To understand the distinction between the cdf and pdf, we need the notion of probability. In the context of random variables, probability simply means the likelihood that the random outcome falls within a certain range of values, normalized to a number between 0 and 1. For example, let's consider the example of women's heights discussed in the previous section. We concluded that 42.8% of women have a height between 63 inches and 68 inches. An alternative way to express this is to say that, for the random variable that represents women's heights, the probability that the outcome is between 63 and 68 is .428.
The main distinction between the cdf and pdf is the way probabilities are represented by each of them:
- For a cdf, the probability that the outcome is in a range is computed as the difference between the values of the cdf at the endpoints of the range
- For a pdf, the probability that the outcome is in a range is computed as the area under the curve determined by the range
To clarify these concepts, let's consider the following figure:
This figure displays both the cdf and pdf for a standard Normal distribution.
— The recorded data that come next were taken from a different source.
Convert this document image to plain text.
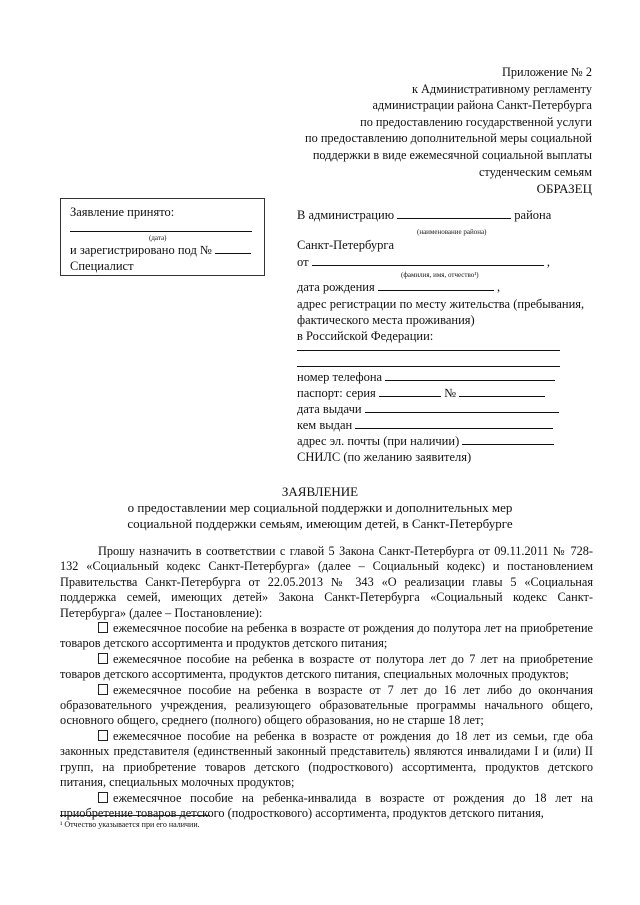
Приложение № 2
к Административному регламенту
администрации района Санкт-Петербурга
по предоставлению государственной услуги
по предоставлению дополнительной меры социальной
поддержки в виде ежемесячной социальной выплаты
студенческим семьям
ОБРАЗЕЦ
Заявление принято:
(дата)
и зарегистрировано под №
Специалист
В администрацию	района
(наименование района)
Санкт-Петербурга
от	,
(фамилия, имя, отчество¹)
дата рождения	,
адрес регистрации по месту жительства (пребывания,
фактического места проживания)
в Российской Федерации:
номер телефона
паспорт: серия	№
дата выдачи
кем выдан
адрес эл. почты (при наличии)
СНИЛС (по желанию заявителя)
ЗАЯВЛЕНИЕ
о предоставлении мер социальной поддержки и дополнительных мер
социальной поддержки семьям, имеющим детей, в Санкт-Петербурге

Прошу назначить в соответствии с главой 5 Закона Санкт-Петербурга от 09.11.2011 № 728-132 «Социальный кодекс Санкт-Петербурга» (далее – Социальный кодекс) и постановлением Правительства Санкт-Петербурга от 22.05.2013 № 343 «О реализации главы 5 «Социальная поддержка семей, имеющих детей» Закона Санкт-Петербурга «Социальный кодекс Санкт-Петербурга» (далее – Постановление):

ежемесячное пособие на ребенка в возрасте от рождения до полутора лет на приобретение товаров детского ассортимента и продуктов детского питания;

ежемесячное пособие на ребенка в возрасте от полутора лет до 7 лет на приобретение товаров детского ассортимента, продуктов детского питания, специальных молочных продуктов;

ежемесячное пособие на ребенка в возрасте от 7 лет до 16 лет либо до окончания образовательного учреждения, реализующего образовательные программы начального общего, основного общего, среднего (полного) общего образования, но не старше 18 лет;

ежемесячное пособие на ребенка в возрасте от рождения до 18 лет из семьи, где оба законных представителя (единственный законный представитель) являются инвалидами I и (или) II групп, на приобретение товаров детского (подросткового) ассортимента, продуктов детского питания, специальных молочных продуктов;

ежемесячное пособие на ребенка-инвалида в возрасте от рождения до 18 лет на приобретение товаров детского (подросткового) ассортимента, продуктов детского питания,

¹ Отчество указывается при его наличии.
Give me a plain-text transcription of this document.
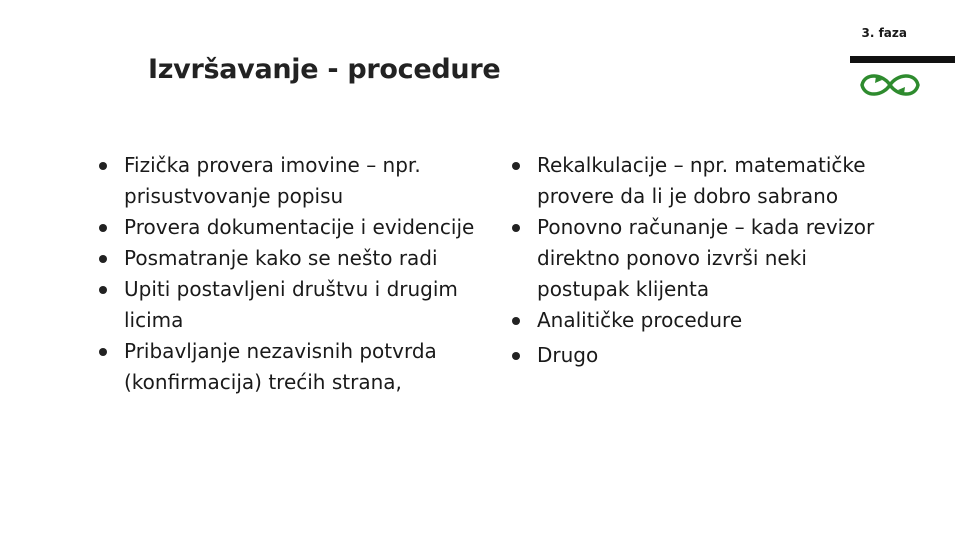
3. faza
Izvršavanje - procedure
Fizička provera imovine – npr. prisustvovanje popisu
Provera dokumentacije i evidencije
Posmatranje kako se nešto radi
Upiti postavljeni društvu i drugim licima
Pribavljanje nezavisnih potvrda (konfirmacija) trećih strana,
Rekalkulacije – npr. matematičke provere da li je dobro sabrano
Ponovno računanje – kada revizor direktno ponovo izvrši neki postupak klijenta
Analitičke procedure
Drugo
In both figures, we have a range of values on the horizontal axis defined by the values a and b. The figure graphically illustrates the probability that the outcome falls in this range in each case:
- In the case of the cdf, the probability is given by F(b)-F(a), which corresponds to the length of the highlighted segment on the y axis
- In the case of the cdf, the probability is given by the area bound by the curve between the values a and b
This observation actually explains why the cdf is more useful computationally. To compute the probability using the cdf, all we need is the difference between two values, while to do the same calculation using the pdf, it is necessary to find the value of an area. As this is not a simple shape, we need calculus to compute the area. In fact, in the case of the Normal distribution, this is an area that cannot be computed even by the methods usually seen in calculus courses! Of course, this complexity still exists when we do computations in Python, but the details are fortunately hidden from us.
This is a good time to mention briefly how the pdf is related to significant characteristics of a distribution such as mean and standard deviation. When talking about a random variable, the notion of average is technically called the expected value or mean of the random variable. Intuitively, this is the average of the values that we expect to see if a large number of trials with the same distribution is observed. Likewise, the variance of the random variable is the average squared deviation from the mean.
Finally, the standard deviation is the square root of the variance. Unfortunately, to give a mathematical definition of these notions for a continuous random variable, we again need calculus. As this book concentrates on the practical application of Python to data analysis, we will be content with the intuitive meaning of these concepts and let the computer do the dirty computational work under the hood.
We finalize by pointing out that we have, in this section, concentrated on a continuous distribution characterized by a smooth cdf. On the other extreme are discrete distributions, which have a cdf that looks like a staircase, much like the examples seen in the previous section. Discrete random variables cannot be represented by a pdf. Instead, they are defined in terms of a probability mass function (pmf). An example of a discrete random variable is considered in the next section.